Не мне тебе объяснять.




* * *

А раньше-то в голове шептала тайга.

В земле чернильной спала гадюка,

в черничных зарослях кабарга.

Реки ледяной дуга, янтарные берега.

От уха до уха три дня шёл лось,

чтоб сбросить рога.

Теперь в голове ни сосен, ни мха, ни ив,

отсыревший жилой массив.

Свет мигает, сутулый ныряет в арку,

папироску не загасив.

Дым котельной в портвейном свете,

луны беспокойный взгляд.

Кочегары Саша и Витя

подбрасывают угля,

берегут, как письмо из дома,

зябкий каменный неуют.

Топят плохо, больше поют.

А раньше-то за грудиной пел океан,

в подводном кратере шарил кракен,

весёлый остров был вечно пьян.

Над рифом царили киты и скаты,

мы грелись в кафе на причале.

Так было раньше.
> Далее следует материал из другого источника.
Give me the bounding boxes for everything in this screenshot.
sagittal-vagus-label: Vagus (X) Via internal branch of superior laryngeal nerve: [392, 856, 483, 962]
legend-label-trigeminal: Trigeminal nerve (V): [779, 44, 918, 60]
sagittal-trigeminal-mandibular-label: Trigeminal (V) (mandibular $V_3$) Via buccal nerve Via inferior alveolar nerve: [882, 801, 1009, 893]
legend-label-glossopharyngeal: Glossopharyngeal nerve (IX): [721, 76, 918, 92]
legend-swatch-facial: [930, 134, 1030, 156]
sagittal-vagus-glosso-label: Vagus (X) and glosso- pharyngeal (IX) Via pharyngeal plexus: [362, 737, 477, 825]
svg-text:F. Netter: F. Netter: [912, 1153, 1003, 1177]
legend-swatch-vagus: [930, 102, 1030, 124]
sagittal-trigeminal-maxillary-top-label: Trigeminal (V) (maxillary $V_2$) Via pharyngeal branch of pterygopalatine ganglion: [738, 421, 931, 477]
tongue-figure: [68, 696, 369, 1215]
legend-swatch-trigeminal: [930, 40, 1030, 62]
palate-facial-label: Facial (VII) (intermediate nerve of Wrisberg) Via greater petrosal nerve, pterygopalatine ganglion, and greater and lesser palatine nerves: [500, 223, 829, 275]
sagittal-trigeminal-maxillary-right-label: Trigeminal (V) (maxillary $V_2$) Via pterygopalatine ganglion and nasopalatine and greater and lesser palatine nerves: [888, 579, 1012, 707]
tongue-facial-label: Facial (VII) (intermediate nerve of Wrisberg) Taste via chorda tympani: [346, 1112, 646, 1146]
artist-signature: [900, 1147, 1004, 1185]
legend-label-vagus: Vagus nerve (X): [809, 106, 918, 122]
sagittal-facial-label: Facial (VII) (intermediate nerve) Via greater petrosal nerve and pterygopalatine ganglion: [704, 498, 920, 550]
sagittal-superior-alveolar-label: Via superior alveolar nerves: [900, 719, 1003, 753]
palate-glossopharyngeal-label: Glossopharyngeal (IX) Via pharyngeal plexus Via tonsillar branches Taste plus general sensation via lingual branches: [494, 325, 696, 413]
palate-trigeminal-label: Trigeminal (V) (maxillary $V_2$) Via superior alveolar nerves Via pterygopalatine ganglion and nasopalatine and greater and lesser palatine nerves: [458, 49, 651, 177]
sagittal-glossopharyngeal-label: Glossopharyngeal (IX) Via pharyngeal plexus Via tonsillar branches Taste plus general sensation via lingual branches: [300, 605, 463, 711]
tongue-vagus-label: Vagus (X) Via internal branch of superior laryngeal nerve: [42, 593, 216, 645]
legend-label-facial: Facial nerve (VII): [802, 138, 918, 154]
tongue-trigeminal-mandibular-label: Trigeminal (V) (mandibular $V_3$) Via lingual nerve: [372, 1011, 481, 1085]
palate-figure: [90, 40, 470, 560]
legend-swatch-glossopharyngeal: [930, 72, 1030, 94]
Но и теперь

всё так, как было вначале:

те же мы набегались и сидят,

увлечённо смотрят закат,

мы помешивают в стаканах

тишину и арбузный свет.

Нам осталась пара минут.

Россыпь чёрных зёрен на горизонте —

чей-то флот.

А раньше-то в животе…

да брось,

ничего там не было, в животе.

Теперь там красные комья глины,

дробь засеял — и богатей:

дождь прольется, взойдут снаряды

всех диаметров и мастей.

В животе котёл,

а в котле козёл,

снова сросшийся из костей.

В животе неистово пляшет площадь,

вся, от умерших до детей.

В животе мы живём на границе рощи,

и у нас полон дом гостей.

В животе я ползу к тебе попрощаться

с ножом в животе.

В животе под корнями следы волков,

клубни боли, хвосты затей

и чего-то ещё —

не высмотришь в темноте.

Темнота плацкарта рассечена,

разобрана на бруски.

Мчим по левой руке, завтра въедем на

запястье правой руки.

А сейчас остановка сердце, и сосны

здесь пугающе высоки.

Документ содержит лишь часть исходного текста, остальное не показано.